Samurai - 1986 Weapon Master

edited August 2 in year-1986


ARTIST: Samurai
ALBUM: Weapon Master
LABEL: Ebony
YEAR: 1986


LINEUP: Len Williams - vocals * Hun Lewis - guitar * Craig Ridsdale - guitar * Neil Rogers - bass * Mike Davies - drums

TRACK LISTING: 01 We Rock All Night * 02 Fighter * 03 Hold On * 04 Too Hot To Hold * 05 You Better Be Ready * 06 Into The Night * 07 Aiming For You * 08 Weapon Master


The glut of British heavy metal bands riding the end of the NWOBHM in the mid 80's led to some fairly dire albums during that period, but South Wales' finest metal export Samurai seemed to have the talent to rise above the fluff.

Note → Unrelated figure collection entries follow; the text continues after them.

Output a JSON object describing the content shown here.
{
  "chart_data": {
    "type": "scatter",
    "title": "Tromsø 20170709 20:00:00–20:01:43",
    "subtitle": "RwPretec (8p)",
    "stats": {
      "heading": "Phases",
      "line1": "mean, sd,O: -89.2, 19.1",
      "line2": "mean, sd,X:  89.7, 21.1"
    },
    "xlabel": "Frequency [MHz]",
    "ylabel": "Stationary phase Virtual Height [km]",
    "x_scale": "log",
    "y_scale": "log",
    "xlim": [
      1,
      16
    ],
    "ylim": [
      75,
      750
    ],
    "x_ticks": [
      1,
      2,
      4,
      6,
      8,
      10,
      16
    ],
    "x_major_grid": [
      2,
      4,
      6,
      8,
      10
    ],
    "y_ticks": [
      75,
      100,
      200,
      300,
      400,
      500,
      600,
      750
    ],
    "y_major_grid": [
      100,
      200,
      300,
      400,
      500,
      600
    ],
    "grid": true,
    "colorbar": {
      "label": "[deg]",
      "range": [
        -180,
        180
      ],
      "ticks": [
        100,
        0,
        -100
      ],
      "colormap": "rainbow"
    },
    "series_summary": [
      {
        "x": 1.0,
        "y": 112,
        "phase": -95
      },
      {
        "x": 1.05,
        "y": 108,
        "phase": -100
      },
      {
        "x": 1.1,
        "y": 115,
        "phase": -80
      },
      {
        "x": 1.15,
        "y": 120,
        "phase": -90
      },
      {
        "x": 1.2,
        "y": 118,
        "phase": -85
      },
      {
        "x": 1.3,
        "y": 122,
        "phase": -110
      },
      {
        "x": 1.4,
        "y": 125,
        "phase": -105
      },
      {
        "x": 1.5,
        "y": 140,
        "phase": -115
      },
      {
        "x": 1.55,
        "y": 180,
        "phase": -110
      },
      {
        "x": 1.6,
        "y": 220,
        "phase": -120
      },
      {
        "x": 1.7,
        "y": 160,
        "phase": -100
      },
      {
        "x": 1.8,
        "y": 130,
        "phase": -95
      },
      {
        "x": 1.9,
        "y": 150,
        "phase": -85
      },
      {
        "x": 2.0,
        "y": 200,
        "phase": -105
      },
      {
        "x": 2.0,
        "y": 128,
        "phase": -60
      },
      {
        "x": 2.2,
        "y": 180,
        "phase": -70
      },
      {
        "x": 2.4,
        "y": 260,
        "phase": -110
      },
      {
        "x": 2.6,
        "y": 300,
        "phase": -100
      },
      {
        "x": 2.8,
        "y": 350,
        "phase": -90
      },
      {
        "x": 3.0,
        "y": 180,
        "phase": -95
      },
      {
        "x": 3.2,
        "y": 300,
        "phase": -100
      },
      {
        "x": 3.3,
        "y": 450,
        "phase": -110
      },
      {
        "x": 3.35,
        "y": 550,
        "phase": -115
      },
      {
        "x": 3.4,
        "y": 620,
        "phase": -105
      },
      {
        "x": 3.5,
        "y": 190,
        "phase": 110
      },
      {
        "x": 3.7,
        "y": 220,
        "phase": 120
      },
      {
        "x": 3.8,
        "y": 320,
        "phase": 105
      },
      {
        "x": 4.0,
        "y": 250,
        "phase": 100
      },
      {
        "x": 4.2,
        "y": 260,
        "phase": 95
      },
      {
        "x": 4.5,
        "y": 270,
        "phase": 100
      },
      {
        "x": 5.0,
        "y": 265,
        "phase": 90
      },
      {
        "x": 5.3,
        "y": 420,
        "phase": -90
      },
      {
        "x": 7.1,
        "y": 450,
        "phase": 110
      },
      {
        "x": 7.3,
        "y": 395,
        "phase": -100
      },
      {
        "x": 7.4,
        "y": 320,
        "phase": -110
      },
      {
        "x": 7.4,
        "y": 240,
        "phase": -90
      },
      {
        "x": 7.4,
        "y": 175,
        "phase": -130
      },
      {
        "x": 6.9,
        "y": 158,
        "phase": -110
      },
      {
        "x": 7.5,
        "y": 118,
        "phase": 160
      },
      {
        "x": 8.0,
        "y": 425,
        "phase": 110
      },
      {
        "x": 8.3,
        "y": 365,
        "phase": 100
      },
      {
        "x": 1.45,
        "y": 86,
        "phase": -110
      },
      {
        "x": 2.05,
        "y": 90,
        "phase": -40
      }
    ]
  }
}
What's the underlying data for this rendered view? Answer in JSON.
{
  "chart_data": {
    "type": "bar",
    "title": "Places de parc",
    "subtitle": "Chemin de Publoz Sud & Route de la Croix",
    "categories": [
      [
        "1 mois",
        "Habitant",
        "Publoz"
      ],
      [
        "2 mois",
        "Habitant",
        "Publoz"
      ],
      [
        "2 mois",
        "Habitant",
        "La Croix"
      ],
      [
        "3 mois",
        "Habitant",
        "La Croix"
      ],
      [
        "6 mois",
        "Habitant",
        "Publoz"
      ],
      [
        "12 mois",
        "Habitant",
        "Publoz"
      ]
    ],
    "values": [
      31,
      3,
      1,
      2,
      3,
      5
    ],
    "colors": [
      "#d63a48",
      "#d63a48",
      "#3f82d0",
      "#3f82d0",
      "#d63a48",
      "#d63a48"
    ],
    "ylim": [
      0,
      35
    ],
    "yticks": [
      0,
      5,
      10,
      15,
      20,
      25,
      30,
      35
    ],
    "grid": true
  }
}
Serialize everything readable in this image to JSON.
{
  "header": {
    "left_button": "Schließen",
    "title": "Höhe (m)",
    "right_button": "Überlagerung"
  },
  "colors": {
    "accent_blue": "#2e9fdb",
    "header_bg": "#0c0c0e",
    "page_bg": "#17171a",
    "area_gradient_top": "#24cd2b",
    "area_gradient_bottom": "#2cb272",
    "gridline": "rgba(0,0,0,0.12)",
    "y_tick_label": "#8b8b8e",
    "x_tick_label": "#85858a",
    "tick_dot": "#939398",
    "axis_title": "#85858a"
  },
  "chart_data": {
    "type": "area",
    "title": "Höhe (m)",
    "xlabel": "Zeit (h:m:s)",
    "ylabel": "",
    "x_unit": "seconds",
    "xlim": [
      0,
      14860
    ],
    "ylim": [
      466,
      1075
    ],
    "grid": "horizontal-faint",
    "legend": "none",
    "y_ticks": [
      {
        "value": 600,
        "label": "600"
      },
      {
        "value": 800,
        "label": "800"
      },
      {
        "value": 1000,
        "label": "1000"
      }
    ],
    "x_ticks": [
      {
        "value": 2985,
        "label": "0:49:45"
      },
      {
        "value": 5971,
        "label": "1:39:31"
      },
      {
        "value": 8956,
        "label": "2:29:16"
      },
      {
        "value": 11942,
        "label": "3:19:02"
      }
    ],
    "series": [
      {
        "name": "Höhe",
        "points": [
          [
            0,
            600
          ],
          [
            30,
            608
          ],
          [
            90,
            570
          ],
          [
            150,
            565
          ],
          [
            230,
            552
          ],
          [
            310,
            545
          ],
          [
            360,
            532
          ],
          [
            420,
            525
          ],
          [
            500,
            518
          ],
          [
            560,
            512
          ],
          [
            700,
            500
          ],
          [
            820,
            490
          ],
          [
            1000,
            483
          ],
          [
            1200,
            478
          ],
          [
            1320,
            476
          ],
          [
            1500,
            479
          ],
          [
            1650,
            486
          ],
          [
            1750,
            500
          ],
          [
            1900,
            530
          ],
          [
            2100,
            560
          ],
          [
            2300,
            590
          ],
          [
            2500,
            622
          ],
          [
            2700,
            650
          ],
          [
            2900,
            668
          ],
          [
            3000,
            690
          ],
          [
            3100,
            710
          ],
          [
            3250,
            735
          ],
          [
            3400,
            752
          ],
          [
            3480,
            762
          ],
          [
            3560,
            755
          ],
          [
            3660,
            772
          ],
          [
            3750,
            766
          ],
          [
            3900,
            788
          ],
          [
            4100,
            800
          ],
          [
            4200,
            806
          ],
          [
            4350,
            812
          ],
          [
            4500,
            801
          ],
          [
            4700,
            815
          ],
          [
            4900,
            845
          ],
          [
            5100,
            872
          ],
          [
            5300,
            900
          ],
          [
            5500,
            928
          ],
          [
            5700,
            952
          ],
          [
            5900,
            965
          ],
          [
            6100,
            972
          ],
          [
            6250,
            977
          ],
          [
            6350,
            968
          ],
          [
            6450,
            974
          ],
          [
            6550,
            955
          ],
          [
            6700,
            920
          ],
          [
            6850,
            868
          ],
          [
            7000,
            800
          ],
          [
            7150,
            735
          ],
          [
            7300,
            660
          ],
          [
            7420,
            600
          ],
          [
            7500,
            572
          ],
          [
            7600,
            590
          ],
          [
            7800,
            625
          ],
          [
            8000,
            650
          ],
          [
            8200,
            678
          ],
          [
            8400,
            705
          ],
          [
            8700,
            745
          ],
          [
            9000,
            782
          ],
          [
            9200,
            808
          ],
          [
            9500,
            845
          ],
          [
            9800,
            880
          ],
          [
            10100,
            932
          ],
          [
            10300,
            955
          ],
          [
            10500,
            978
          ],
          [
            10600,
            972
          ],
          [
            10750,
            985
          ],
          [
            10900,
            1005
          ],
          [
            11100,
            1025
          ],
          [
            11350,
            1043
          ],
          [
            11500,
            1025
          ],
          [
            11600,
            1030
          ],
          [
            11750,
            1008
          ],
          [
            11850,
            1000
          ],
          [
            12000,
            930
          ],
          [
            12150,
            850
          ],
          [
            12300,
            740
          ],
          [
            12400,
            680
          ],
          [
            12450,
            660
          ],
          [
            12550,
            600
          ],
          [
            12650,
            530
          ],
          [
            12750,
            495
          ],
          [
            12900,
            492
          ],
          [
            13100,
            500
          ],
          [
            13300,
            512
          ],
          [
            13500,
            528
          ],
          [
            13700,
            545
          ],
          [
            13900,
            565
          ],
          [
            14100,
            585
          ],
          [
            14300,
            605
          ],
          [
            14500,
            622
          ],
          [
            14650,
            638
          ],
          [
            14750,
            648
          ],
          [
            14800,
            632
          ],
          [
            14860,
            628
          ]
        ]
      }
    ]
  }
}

Formed in 1983 the band signed with Ebony Records, home to similar bands like Savage, Chateaux and most notably Grim Reaper.

The 1984 debut 'Sacred Blade' was typical for the era, run of the mill traditional metal but with more melody than most.

Reading about the band's history it's noted they toured with stalwarts like Dianno, Tobruk, Lee Aaron and Girlschool around this time, which was fairly high profile for 1985.

'Weapon Master' was a logical follow up and is far more polished, with the obligatory melodic rock influences creeping in.

The Songs

'We Rock All Night' opens with a flurry of speed, with vocalist Williams giving a good account of himself, as does the polished guitar tandem of Lewis and Ridsdale.

If you've heard Spartan Warrior or Avenger you'll know what to expect, fast and furious stuff.

The tone of 'Fighter' recalls Battleaxe, with Williams sounding like Bruce Dickinson at odd moments. It's melodic metal at its best, with a far heavier approach than the AOR laden likes of Saxon in 1986.

That said 'Hold On' moves into hard rock anthem mode, chugging along as Williams pushes his highest pitched screams into orbit.

The formulaic 'Too Hot To Hold' is on par with early Jaguar and Savage, with a chorus that inhabits a vague party rock element.

There's more melodic rumblings, this time 'You Better Be Ready', which sounds like a combination of every NWOBHM band who ever existed. This has a Def Leppard style AOR breakdown, which shows where these guys were heading.

The intro of 'Into The Night' is a clone of Accept's 'Losing More Than You've Ever Had' and from there it develops into a poorly produced attempt at AOR once more. The drum sound is appalling, leading me to wonder if this was from the same sessions as the rest of the album.

'Aiming For You' is a back to basics metal rampage, not a totally unexpected turn of events, as is the title track which belongs more in 1982 than 1986, such is the nature of its relentless metal barrage.

In Summary

By 1986 it was either melodic hard rock or die for British metal acts and this was reflected in a heap of major releases by bands as big as Judas Priest, Saxon and Iron Maiden to some extent.

Realizing this, Samurai recorded a two track demo in 1987 with the songs 'Stay With Me Tonight' and 'Show Me Your Love'. I'd be curious to hear these and just how AOR they went, as the band soon dissolved into Cruise 101 and dumped Ridsdale, hiring a keyboard player in his place.

What became of that enterprise I have no idea, but it's safe to say not much. Samurai's albums seem to be held in high regard by enthusiasts, but they're hardly earth shattering.

Maybe with a better label they'd have succeeded, but they'll always go down as a footnote in 80's metal history despite their obvious talent.